Before turning your tax return over to someone else to handle, make sure you find an honest and competent preparer.
There are plenty, of course. But there are also tax preparers who submit returns chock-full of errors or exaggerated deductions and credits. Or, as one Elkridge woman recently discovered: a tax preparer who filed her return without her knowledge. Even worse, there were the Baltimore tax preparers who secretly signed up clients for refund anticipation loans to generate more fees.
About 60 percent of taxpayers hire preparers to file their returns. If you're among them, make sure you do your homework to find a qualified and trustworthy preparer. Because ultimately, even if you hire a professional, you are responsible for what's submitted to the Internal Revenue Service.
Pretty much any adult can put up a shingle and prepare tax returns for a fee. Some practitioners, such as lawyers and certified public accountants, must meet certain professional standards. But other paid preparers have been subjected to little, if any, oversight.
And often, there has been no assurance that they know what they are doing. Government officials conducting undercover surveys have frequently uncovered errors by preparers.
Consumer advocates have argued for years for more regulation of tax preparers. That is finally starting to happen — in Maryland and nationally.
As of January, preparers who are paid for their services must get a Preparer Tax Identification Number from the IRS before they can file a return. So far, about 700,000 preparers have signed up for a PTIN, says David Williams, director of the IRS return preparer office. He estimates that as many as 200,000 others still need to get a number.

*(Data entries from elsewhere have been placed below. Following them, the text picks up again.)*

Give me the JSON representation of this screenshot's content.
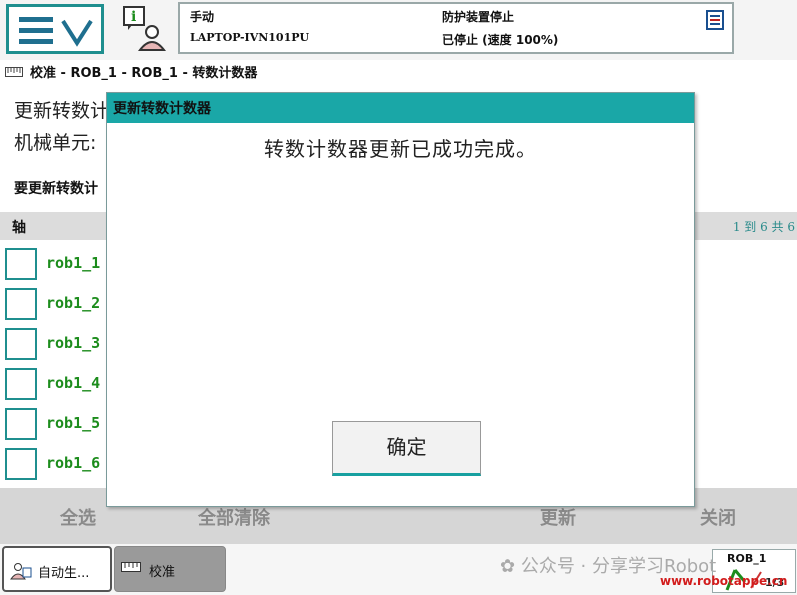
{
  "header": {
    "mode": "手动",
    "host": "LAPTOP-IVN101PU",
    "guard_state": "防护装置停止",
    "run_state": "已停止 (速度 100%)",
    "menu_icon": "hamburger-chevron-icon",
    "info_icon": "operator-info-icon"
  },
  "breadcrumb": {
    "text": "校准 - ROB_1 - ROB_1 - 转数计数器",
    "icon": "calibration-icon"
  },
  "page": {
    "title": "更新转数计",
    "mech_label": "机械单元:",
    "update_hint": "要更新转数计",
    "table": {
      "header_axis": "轴",
      "page_info": "1 到 6 共 6",
      "rows": [
        "rob1_1",
        "rob1_2",
        "rob1_3",
        "rob1_4",
        "rob1_5",
        "rob1_6"
      ]
    }
  },
  "commands": {
    "select_all": "全选",
    "clear_all": "全部清除",
    "update": "更新",
    "close": "关闭"
  },
  "dialog": {
    "title": "更新转数计数器",
    "message": "转数计数器更新已成功完成。",
    "ok_label": "确定"
  },
  "taskbar": {
    "task1": "自动生...",
    "task2": "校准",
    "robot_label": "ROB_1",
    "robot_fraction": "1/3"
  },
  "watermark": {
    "text": "公众号 · 分享学习Robot",
    "site": "www.robotappe.cn"
  },
  "colors": {
    "accent": "#1aa7a7",
    "row_text": "#1c8c1c",
    "cmd_bar": "#d6d6d6"
  }
}
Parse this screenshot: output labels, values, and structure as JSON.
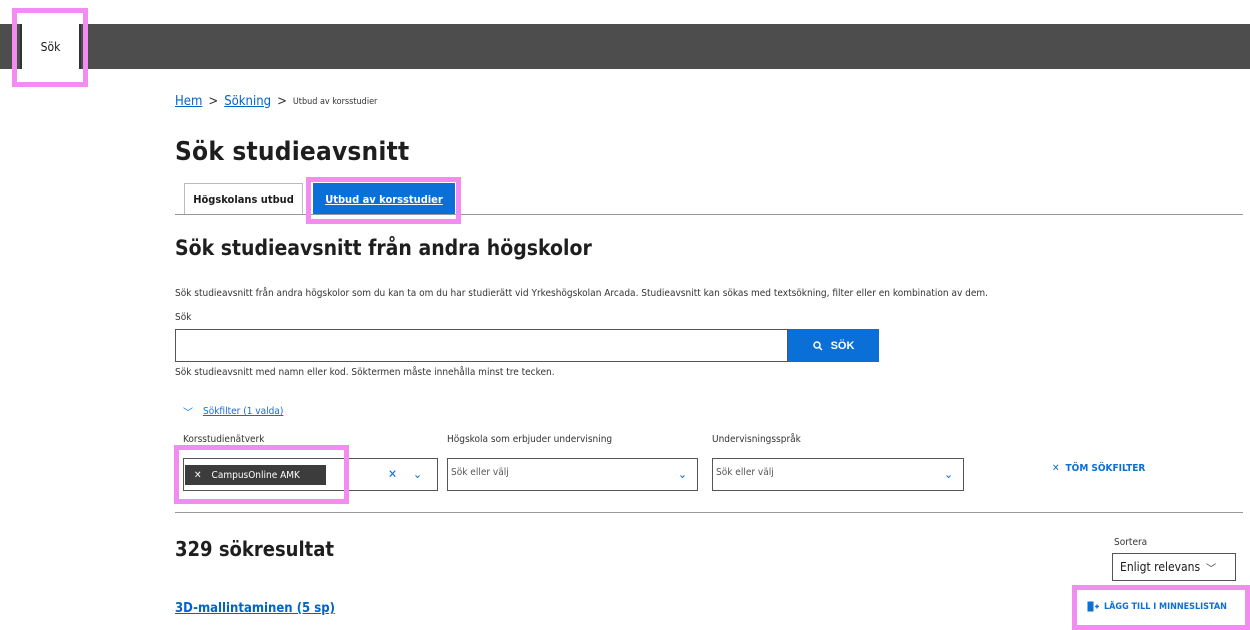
{
  "nav": {
    "tab_label": "Sök"
  },
  "breadcrumb": {
    "home": "Hem",
    "search": "Sökning",
    "current": "Utbud av korsstudier",
    "sep": ">"
  },
  "page": {
    "title": "Sök studieavsnitt"
  },
  "tabs": [
    {
      "label": "Högskolans utbud"
    },
    {
      "label": "Utbud av korsstudier"
    }
  ],
  "section": {
    "title": "Sök studieavsnitt från andra högskolor",
    "description": "Sök studieavsnitt från andra högskolor som du kan ta om du har studierätt vid Yrkeshögskolan Arcada. Studieavsnitt kan sökas med textsökning, filter eller en kombination av dem."
  },
  "search": {
    "label": "Sök",
    "value": "",
    "button_label": "SÖK",
    "hint": "Sök studieavsnitt med namn eller kod. Söktermen måste innehålla minst tre tecken."
  },
  "filters": {
    "toggle_label": "Sökfilter (1 valda)",
    "network": {
      "label": "Korsstudienätverk",
      "chip": "CampusOnline AMK"
    },
    "school": {
      "label": "Högskola som erbjuder undervisning",
      "placeholder": "Sök eller välj"
    },
    "language": {
      "label": "Undervisningsspråk",
      "placeholder": "Sök eller välj"
    },
    "clear_label": "TÖM SÖKFILTER"
  },
  "results": {
    "count_label": "329 sökresultat",
    "sort_label": "Sortera",
    "sort_value": "Enligt relevans",
    "first_title": "3D-mallintaminen (5 sp)",
    "add_memo_label": "LÄGG TILL I MINNESLISTAN"
  },
  "icons": {
    "search": "search-icon",
    "chevron_down": "chevron-down-icon",
    "close": "close-icon",
    "memo_add": "memo-add-icon"
  },
  "colors": {
    "accent": "#0a6fd6",
    "topbar": "#4d4d4d",
    "highlight": "#f28cf0"
  }
}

This summer, the IRS also plans to begin examining preparers to make sure they are competent enough to fill out a Form 1040. The IRS later will require preparers to undergo annual continuing education. (Attorneys, CPAs and agents who represent taxpayers before the IRS will be exempt from testing and continuing education because they already have similar requirements.)
The ultimate goal, Williams says, is to create a database where consumers can look up preparers by their number and get information about them, such as their credentials and disciplinary record.
Maryland, too, is in the process of licensing preparers — though behind schedule. The state was supposed to have preparers licensed by mid-2010, but the effort was stymied by a lack of funds.
Money for the program is now available, but regulations must be approved first, says Harry Loleas, state deputy commissioner of occupational and professional licensing.
The proposed regulations would charge $100 for a two-year license. If the regulations get the thumbs up, which could happen this week, Maryland could start licensing preparers by the end of April, Loleas says.
Maryland would become the third state to license preparers.
The regulation of tax preparers comes too late for Marylanders who were clients of Tyrone R. Campbell and his wife, Twanna D. Campbell. The pair owned a tax preparation business in Baltimore from about 2006 to 2009, according to the U.S. attorney's office.
During that time, the couple prepared more than 600 fraudulent federal returns on behalf of clients, according to prosecutors. The couple asked clients to fill out a questionnaire with personal financial information. Once clients left the office, the Campbells filed returns with false claims to boost refunds and their fees, authorities say.
Many clients also were unknowingly enrolled in refund anticipation loans, allowing the Campbells to collect another tax preparation fee that wasn't disclosed to customers, prosecutors say.
Tyrone Campbell pleaded guilty last week; Twanna Campbell did so in December. Each could receve several years of prison time.
Sheron Wells of Elkridge recently had her own dispute with a tax service, which acknowledges that it filed her return without her say-so.
Wells says she went to Instant Tax Service's West Patapsco Avenue office in Baltimore late last year after hearing the company's radio ad pitching refund advances. She provided her information to the preparer, but says she decided not to go through with it once she realized they were offering only a $50 advance on a debit card.
That evening, Wells says, she received text messages that the card had been issued and almost all the money spent. Alarmed, she says she called Instant Tax the next day and was told a mistake had been made.
A month later, Wells went to her usual tax preparer, Jackson Hewitt, to file her return. Wells, who is self-employed, says she was counting on a refund anticipation loan to keep up with bills. But Jackson Hewitt told her that the IRS rejected her return because it had already been filed.